Estate planning is a topic that many people would rather not talk about too often, but it’s an important part of the entire financial planning process for anyone with responsibilities, whether they are family or business responsibilities.
With one in three Australian marriages ending in divorce and people living longer, the number of blended families in Australia is increasing and family life is becoming increasingly complex. The need for comprehensive estate planning has never been more apparent.
For many people these days, it means considering all possible scenarios and implications when mapping out how they wish to have their estate – that is, all of your assets and money – managed after they die.
It isn’t easy making difficult decisions about loved ones, and it’s even tougher for those in de facto relationships and second or subsequent marriages, where there are children from previous relationships. The difficulty in choosing beneficiaries and amounts to be bequeathed means that many couples choose not to make a decision at all.
While estate planning laws vary in every state, wills are typically rendered invalid by marriage and may become partially invalid by divorce. So, it’s particularly important for everyone to make a new will after marrying or divorcing.
Following are just some of the estate planning issues you should consider, in consultation with your solicitor and financial planner:
Keep your will up to date – If you already have a will, you should update it when your financial or relationship circumstances change. While remarriage may revoke an existing will, divorce may not.
Provide for dependants in your will – If dependants do not have specified entitlements set out in a will, they may have to make a claim for entitlement through the courts, at expense of the estate.
Nominate guardians for your children – If you have children under the age of 18, appointing a guardian for them in your will may help avoid disputes between family members by making your intentions clear. However, it is not binding as the Family Court can override your choice of guardian and appoint a different guardian where it considers this to be in the child’s best interests.
Careful planning to minimise tax – The executor of a will may decide to sell the estate assets rather than pass them directly onto the beneficiaries. In this case, capital gains tax may be incurred, reducing the money the beneficiaries receive.
Bequeathing assets not owned – People need to understand what they can and can’t bequeath. Assets owned by joint tenants, trusts or companies can’t be included in a will.
Don’t assume superannuation will bypass the estate – Large super funds may automatically pay superannuation benefits to a deceased person’s estate. Having the funds included as part of the estate increases the risk of money falling into the wrong hands if the estate is challenged. To ensure superannuation benefits are paid directly to a beneficiary and not included as part of their estate, a person needs to provide a valid binding death benefit nomination directly to their super fund.
Managing family trusts – Family trusts need trustees to manage them. If, for example, a person stipulates in their will that when they die their sister is to be the person who appoints the trustee, what happens if the sister dies a short time later?
Testamentary Trust – To provide additional protection of your assets, a Testamentary Trust might be an option. Put simply, this is a trust established by a will.
Rather than assets being distributed upon death, some or all of the assets would remain in this trust for the benefit of a specific group of beneficiaries named in the will. There may also be tax advantages in having a testamentary trust due to the flexibility available to ensure that more income is distributed to ‘dependent’ children.

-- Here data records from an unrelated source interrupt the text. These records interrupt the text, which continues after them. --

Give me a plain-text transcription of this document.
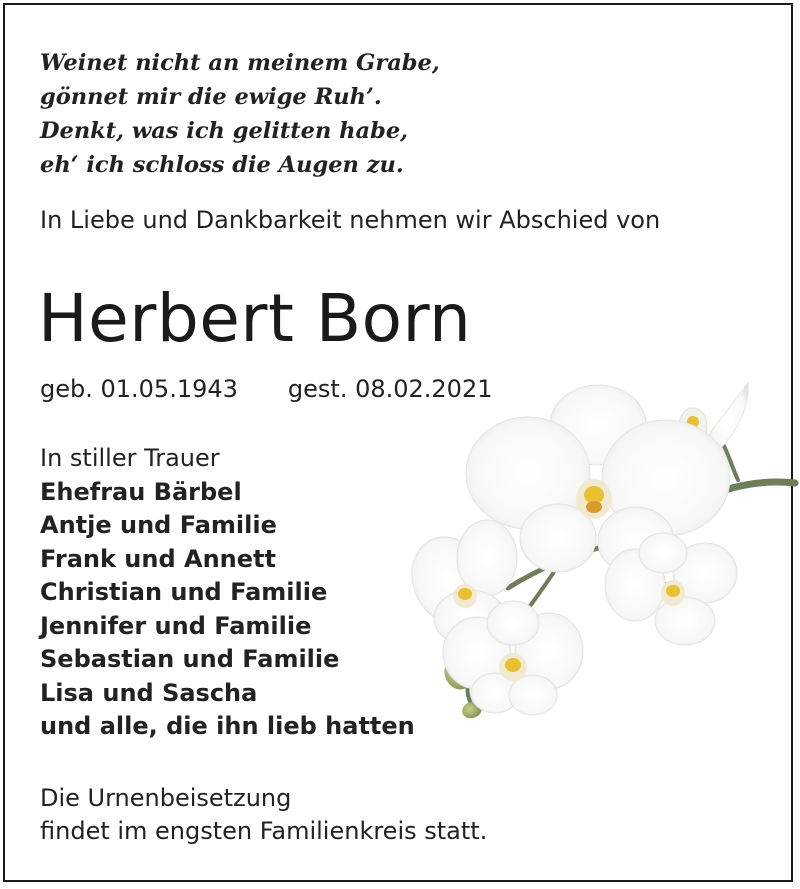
Weinet nicht an meinem Grabe,
gönnet mir die ewige Ruh’.
Denkt, was ich gelitten habe,
eh‘ ich schloss die Augen zu.
In Liebe und Dankbarkeit nehmen wir Abschied von
Herbert Born
geb. 01.05.1943 gest. 08.02.2021
In stiller Trauer
Ehefrau Bärbel
Antje und Familie
Frank und Annett
Christian und Familie
Jennifer und Familie
Sebastian und Familie
Lisa und Sascha
und alle, die ihn lieb hatten
Die Urnenbeisetzung
findet im engsten Familienkreis statt.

Let’s say a father leaves a sum of money to his son or daughter, who later separates from their spouse, the Family Court in a divorce settlement may rule that the spouse is entitled to a proportion of the inheritance. However, this risk could be reduced if the assets had been left to the children in a trust.
Be clear and concise – Ambiguity in a will can lead to unnecessary disputes over meaning, and the wishes of the deceased person may not be carried out as intended.
While the saying ‘you can’t rule from the grave’ carries some truth, planning for what will happen after you die will ensure your hard earned assets are protected and your wishes carried out.
Estate planning is just as important as planning financially for other stages in your life, such as marriage, starting a family or retirement. After all, why work to create wealth only to see it dissipated by not planning for its distribution after your death?
While only a qualified practitioner can legally draw up a will, a financial planner can help you navigate your way through the complexities of estate planning and provide a framework for ensuring all considerations are covered when mapping out your final wishes.